Massacre Averted: An Armenian Town, An American Nurse, and the Turkish Army They Resisted

Between 1920 and 1923, American relief workers managed to prevent the massacre of three hundred Armenian orphans at the hands of Turkish and Kurdish troops. One of them, a nurse, kept a diary that illuminated in dramatic detail the struggle against genocide in the midst of civil war.

The 1920 siege of Hadjin, as narrated in the memoirs, involved strategic restraint and control on the part of all who found themselves there. It required intercultural and inter-religious exchange, and a suspension of wholesale massacre, if not serious violence.
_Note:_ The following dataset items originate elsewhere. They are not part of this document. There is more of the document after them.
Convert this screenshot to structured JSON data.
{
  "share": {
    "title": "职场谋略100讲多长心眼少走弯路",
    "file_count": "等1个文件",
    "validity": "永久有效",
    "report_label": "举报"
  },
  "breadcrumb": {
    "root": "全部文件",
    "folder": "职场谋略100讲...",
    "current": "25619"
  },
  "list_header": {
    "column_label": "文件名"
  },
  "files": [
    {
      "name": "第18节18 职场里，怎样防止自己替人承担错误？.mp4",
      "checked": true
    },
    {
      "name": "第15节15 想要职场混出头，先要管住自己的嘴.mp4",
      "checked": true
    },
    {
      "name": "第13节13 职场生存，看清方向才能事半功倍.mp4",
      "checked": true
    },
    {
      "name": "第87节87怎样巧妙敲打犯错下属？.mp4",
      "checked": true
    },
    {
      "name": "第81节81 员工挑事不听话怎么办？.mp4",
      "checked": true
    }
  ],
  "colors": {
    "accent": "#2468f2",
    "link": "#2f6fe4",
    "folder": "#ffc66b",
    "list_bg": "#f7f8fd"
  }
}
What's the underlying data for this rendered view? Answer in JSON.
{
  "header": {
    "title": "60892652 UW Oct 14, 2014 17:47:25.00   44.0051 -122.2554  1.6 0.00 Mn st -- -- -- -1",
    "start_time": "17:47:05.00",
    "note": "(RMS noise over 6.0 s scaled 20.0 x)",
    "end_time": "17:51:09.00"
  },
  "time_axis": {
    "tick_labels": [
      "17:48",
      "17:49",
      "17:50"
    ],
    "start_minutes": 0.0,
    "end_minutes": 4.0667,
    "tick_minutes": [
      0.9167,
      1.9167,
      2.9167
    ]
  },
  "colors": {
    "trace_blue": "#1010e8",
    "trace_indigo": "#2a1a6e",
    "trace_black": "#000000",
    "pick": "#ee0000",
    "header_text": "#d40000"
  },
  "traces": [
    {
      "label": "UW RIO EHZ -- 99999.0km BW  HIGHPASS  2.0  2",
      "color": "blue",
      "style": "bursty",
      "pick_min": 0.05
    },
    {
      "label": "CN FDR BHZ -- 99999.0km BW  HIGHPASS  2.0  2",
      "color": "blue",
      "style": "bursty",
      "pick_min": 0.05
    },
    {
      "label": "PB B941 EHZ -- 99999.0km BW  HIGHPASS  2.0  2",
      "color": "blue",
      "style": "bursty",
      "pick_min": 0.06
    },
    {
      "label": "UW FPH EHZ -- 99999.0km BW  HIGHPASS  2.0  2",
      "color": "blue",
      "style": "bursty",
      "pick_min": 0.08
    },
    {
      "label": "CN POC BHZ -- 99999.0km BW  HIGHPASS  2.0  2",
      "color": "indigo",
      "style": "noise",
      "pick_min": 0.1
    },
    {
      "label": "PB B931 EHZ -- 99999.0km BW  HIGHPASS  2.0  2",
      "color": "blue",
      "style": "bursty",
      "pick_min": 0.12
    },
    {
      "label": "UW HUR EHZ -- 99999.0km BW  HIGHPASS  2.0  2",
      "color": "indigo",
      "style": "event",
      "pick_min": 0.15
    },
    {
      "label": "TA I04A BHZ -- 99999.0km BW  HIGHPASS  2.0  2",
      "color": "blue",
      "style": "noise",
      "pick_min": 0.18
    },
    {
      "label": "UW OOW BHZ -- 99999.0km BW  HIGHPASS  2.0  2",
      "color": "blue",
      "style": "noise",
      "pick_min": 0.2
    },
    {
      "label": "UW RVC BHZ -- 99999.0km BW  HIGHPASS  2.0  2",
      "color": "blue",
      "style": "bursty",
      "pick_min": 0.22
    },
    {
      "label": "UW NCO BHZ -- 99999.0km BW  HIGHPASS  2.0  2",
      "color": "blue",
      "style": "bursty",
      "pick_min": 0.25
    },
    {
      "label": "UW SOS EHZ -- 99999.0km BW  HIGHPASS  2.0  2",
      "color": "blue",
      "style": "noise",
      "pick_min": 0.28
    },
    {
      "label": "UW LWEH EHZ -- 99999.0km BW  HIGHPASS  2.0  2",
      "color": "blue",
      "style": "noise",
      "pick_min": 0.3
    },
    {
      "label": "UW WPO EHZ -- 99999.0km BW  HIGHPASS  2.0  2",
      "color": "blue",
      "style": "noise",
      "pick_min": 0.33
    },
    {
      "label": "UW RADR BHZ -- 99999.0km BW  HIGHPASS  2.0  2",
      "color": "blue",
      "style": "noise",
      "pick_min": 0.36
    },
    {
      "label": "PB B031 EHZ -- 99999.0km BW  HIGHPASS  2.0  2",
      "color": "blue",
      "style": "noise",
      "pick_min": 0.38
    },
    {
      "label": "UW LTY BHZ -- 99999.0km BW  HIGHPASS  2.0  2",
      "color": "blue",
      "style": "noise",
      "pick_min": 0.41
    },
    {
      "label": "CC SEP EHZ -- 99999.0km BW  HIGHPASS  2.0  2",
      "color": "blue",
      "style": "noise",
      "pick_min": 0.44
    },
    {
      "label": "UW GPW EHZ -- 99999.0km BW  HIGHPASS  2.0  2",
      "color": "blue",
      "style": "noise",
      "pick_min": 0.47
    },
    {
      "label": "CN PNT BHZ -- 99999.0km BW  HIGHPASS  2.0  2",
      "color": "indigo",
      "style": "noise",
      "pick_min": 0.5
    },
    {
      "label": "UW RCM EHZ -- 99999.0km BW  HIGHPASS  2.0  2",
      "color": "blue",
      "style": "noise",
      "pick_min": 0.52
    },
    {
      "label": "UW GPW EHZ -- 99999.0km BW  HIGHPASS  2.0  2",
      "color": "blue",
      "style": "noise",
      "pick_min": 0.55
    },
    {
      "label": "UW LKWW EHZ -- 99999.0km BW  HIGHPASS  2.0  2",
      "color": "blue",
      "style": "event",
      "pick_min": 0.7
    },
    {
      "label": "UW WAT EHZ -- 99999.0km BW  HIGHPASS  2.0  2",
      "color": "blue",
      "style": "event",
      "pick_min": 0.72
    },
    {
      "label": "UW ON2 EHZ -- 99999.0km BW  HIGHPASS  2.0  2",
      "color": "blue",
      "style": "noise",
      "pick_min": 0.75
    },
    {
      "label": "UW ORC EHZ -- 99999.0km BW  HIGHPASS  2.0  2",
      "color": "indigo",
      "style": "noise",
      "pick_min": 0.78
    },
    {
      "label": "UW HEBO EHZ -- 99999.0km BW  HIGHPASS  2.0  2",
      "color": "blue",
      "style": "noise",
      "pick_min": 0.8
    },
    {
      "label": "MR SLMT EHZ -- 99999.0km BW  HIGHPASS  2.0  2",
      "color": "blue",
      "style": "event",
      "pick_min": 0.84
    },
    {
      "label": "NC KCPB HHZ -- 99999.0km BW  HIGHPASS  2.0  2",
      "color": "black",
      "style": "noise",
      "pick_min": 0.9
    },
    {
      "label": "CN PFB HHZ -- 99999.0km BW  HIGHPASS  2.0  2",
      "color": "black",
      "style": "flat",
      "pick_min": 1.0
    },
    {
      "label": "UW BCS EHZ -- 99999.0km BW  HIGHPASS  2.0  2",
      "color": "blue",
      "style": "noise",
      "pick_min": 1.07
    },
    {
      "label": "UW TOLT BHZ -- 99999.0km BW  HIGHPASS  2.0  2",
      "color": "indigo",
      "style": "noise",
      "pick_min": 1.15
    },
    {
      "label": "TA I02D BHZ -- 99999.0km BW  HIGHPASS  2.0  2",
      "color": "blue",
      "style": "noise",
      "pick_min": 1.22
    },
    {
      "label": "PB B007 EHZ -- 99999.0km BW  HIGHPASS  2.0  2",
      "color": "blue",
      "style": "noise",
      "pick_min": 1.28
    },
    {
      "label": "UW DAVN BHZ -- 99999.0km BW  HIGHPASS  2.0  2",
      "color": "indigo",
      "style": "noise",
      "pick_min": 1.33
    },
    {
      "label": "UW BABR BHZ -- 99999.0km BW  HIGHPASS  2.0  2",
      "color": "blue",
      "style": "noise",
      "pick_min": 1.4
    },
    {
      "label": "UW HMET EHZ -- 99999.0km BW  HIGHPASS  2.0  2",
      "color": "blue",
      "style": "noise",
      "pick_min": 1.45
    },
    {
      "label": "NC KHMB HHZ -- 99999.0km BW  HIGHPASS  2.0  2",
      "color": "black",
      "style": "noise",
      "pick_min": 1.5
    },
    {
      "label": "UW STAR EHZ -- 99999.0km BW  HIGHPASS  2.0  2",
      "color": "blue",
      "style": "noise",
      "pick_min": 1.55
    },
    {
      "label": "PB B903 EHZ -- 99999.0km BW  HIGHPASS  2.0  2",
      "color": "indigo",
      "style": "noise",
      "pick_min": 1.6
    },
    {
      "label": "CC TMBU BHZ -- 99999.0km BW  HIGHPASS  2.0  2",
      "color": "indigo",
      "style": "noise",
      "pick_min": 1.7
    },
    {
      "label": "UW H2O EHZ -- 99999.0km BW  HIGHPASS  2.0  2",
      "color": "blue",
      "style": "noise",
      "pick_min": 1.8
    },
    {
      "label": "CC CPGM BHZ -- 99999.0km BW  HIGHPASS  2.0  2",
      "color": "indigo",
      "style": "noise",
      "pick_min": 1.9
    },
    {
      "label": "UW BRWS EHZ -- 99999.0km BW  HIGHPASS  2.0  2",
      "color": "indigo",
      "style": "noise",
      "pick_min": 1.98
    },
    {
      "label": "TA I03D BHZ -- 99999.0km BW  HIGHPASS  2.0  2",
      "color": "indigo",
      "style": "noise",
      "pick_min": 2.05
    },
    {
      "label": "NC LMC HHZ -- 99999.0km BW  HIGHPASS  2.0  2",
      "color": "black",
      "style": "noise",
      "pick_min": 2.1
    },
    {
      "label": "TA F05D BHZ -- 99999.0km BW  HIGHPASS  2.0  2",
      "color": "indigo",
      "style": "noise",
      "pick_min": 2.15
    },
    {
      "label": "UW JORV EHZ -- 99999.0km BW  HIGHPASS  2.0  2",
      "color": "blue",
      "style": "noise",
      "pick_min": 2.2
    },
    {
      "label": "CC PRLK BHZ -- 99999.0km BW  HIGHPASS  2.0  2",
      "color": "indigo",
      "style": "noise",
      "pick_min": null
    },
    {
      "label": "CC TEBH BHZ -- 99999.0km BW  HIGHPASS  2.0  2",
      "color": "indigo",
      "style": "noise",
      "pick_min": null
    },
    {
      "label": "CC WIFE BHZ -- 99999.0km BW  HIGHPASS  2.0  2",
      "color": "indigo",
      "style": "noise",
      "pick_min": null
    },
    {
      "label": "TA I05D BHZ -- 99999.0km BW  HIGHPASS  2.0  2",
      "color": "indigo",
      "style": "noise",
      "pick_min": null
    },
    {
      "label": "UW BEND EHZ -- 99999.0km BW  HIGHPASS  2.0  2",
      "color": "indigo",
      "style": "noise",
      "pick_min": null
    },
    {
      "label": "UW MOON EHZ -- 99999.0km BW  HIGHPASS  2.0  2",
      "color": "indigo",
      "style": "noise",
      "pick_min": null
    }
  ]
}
Mary Super, author, was an American Red Cross Nurse sent to southeast Turkey in order to help reduce the suffering of the Armenian population after the events following World War I. She was in Hadjin, Cilicia in 1920 when Turkish and Kurdish Kemalists besieged the small mountain town for two months. Mary’s memoirs tell the story of her time in Cilicia and of the siege. Among other acts of bravery, the relief workers successfully protected and kept alive approximately 300 Armenian orphans for the duration of the siege. In doing so, they became active participants in what turned out to be a sustained yet tenuous, psychologically complex negotiation between themselves, Armenian villagers, and a diverse coalition of Nationalist soldiers.

Nancy Klancher, editor, teaches at the University of Pittsburgh.